Time showed, however, that the best results came when the guest blogs were posted on sites that were directly related to driving or schools. This perception reflects Google PageRank’s reputation-based design, which focuses on relevance over quantity.
“Initially we settled for whatever we could find,” Boyschau says. “But now we’ve gotten to the point where we’re very good at it – and we’re very stingy about who we write for. We look at the page authority and domain authority of each website we consider, and if it doesn’t fit in with our strategy we won’t get involved.”

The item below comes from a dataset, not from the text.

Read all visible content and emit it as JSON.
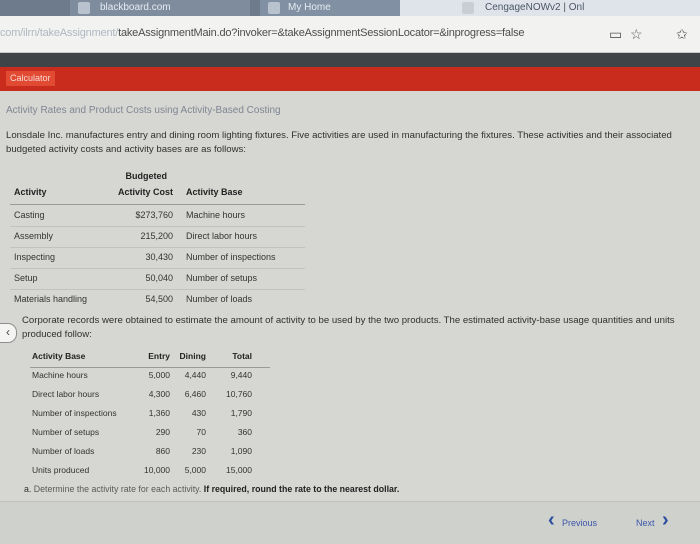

As well as its organic growth, the team has had massive success trying different approaches. For example, they recently developed an iPhone and Android smartphone app called Learners Practice Test that supports its brand, is getting over 1,500 downloads per week, and has tripled traffic to the school’s website.
Another posting – a seemingly-unrelated Google Docs tip that was picked up by global media giant TechCrunch – brought more than 5,000 extra visitors within three days. “We had to change web servers because we got so much traffic,” Boyschau laughs.
The key, Boyschau says, has been to find a niche and stick to it. “If you can create free content that everyone wants, it’s much more link-worthy than something that’s not,” he explains.
“Trial and error is important; you’ve got to find something that works for you, and something quite specific for your niche. Our demographic is 17-year-olds, and if they’re not going to look for driving schools through Google I don’t know where they’re going.”